Step 11: Expand right to index 9. nums[9] = 1. Window [4..9], length = 6. max_length = 6! New best found.

Step 12: Expand right to index 10. nums[10] = 0 — zeros = 3 > k. Shrink: nums[left=4] = 0, remove it, zeros drops to 2. left = 5. Window [5..10], length = 6. max_length stays 6.

Step 13: All elements processed. max_length = 6.

Sliding Window — Expand and Shrink to Maximize Consecutive Ones — Watch the sliding window expand rightward to include elements and shrink leftward when the zero count exceeds k, always tracking the longest valid window.

Algorithm

  1. Initialize left = 0, zeros = 0, max_length = 0
  2. For each right from 0 to n − 1:
    a. If nums[right] == 0, increment zeros
    b. While zeros > k:
    • If nums[left] == 0, decrement zeros
    • Increment left
      c. Update max_length = max(max_length, right − left + 1)
  3. Return max_length

Code

class Solution {
public:
    int longestOnes(vector<int>& nums, int k) {
        int left = 0, zeros = 0, maxLength = 0;
        for (int right = 0; right < nums.size(); right++) {
            if (nums[right] == 0) zeros++;
            while (zeros > k) {
                if (nums[left] == 0) zeros--;
                left++;
            }
            maxLength = max(maxLength, right - left + 1);
        }
        return maxLength;
    }
};
class Solution:
    def longestOnes(self, nums: list[int], k: int) -> int:
        left = 0
        zeros = 0
        max_length = 0
        for right in range(len(nums)):
            if nums[right] == 0:
                zeros += 1
            while zeros > k:
                if nums[left] == 0:
                    zeros -= 1
                left += 1
            max_length = max(max_length, right - left + 1)
        return max_length
class Solution {
    public int longestOnes(int[] nums, int k) {
        int left = 0, zeros = 0, maxLength = 0;
        for (int right = 0; right < nums.length; right++) {
            if (nums[right] == 0) zeros++;
            while (zeros > k) {
                if (nums[left] == 0) zeros--;
                left++;
            }
            maxLength = Math.max(maxLength, right - left + 1);
        }
        return maxLength;
    }
}

Complexity Analysis

Time Complexity: O(n)

Although there is a while loop nested inside the for loop, the total work is still linear.

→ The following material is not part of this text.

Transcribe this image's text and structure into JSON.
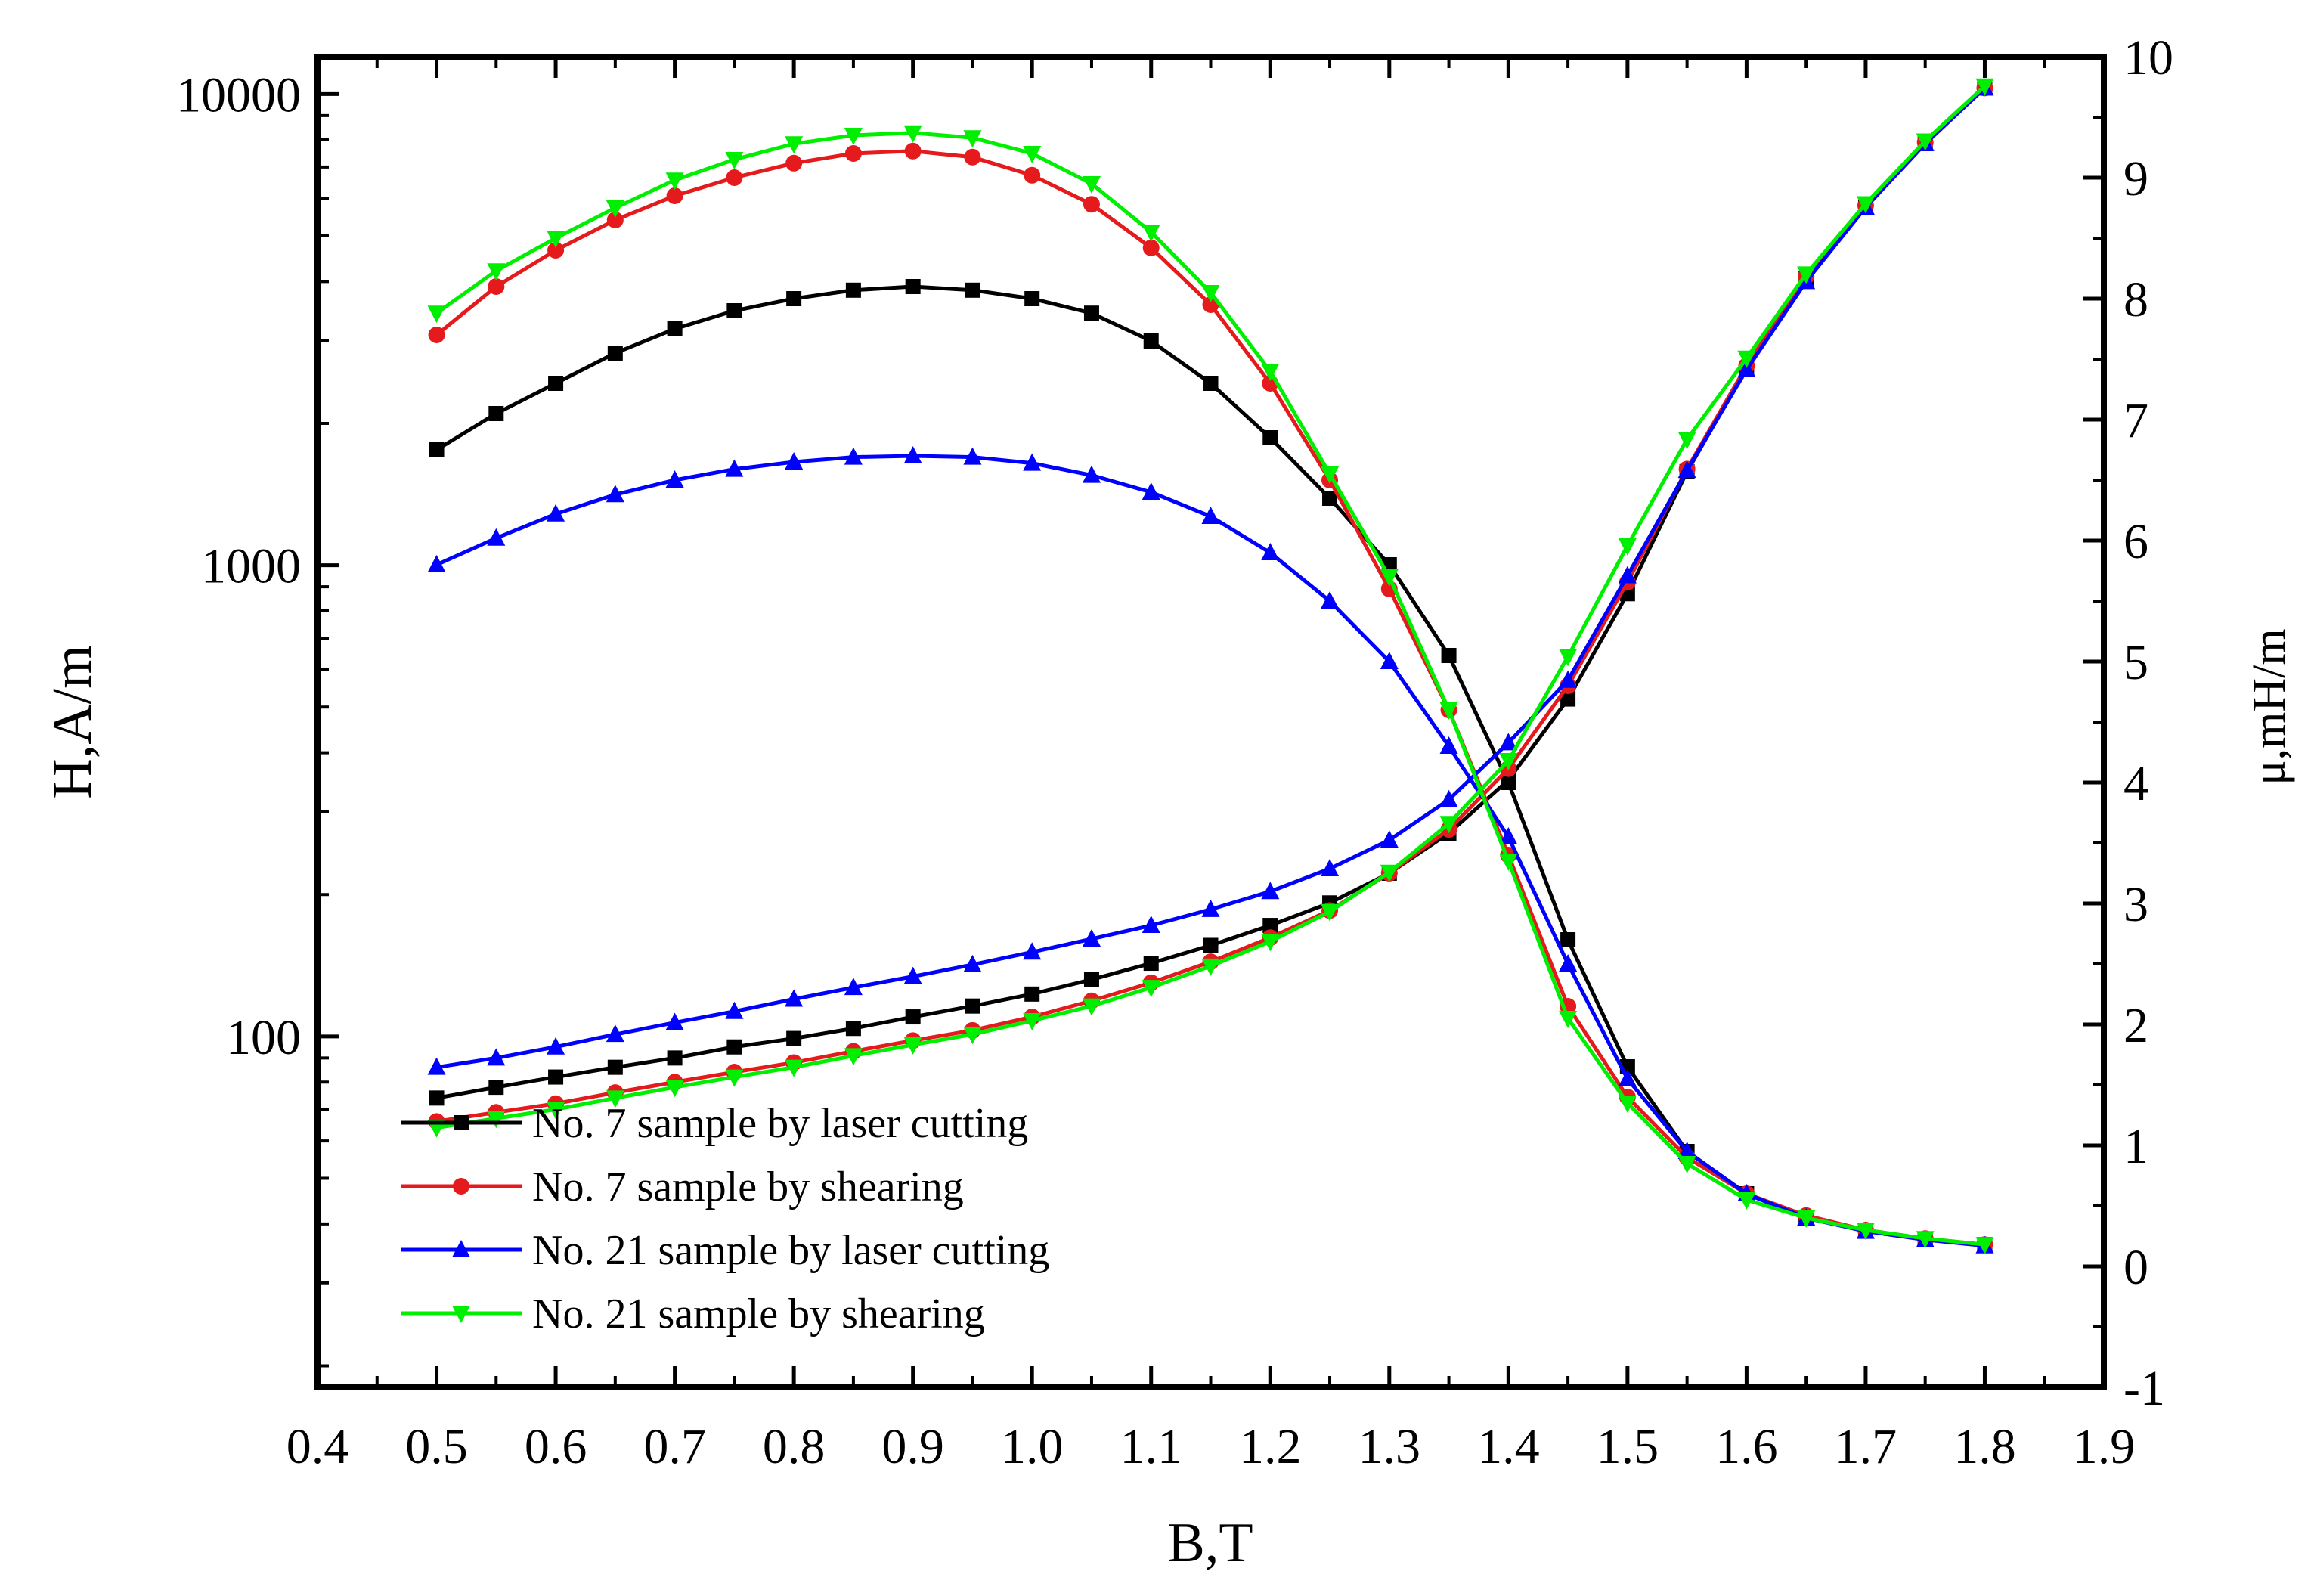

The key observation is that the left pointer only moves forward and each element can be "left-passed" at most once. The right pointer visits each element exactly once, and the left pointer visits each element at most once. So the total number of pointer movements is at most 2n, which simplifies to O(n).

Space Complexity: O(1)

We use only a fixed number of integer variables (left, zeros, maxLength) regardless of the input size. No additional data structures are needed.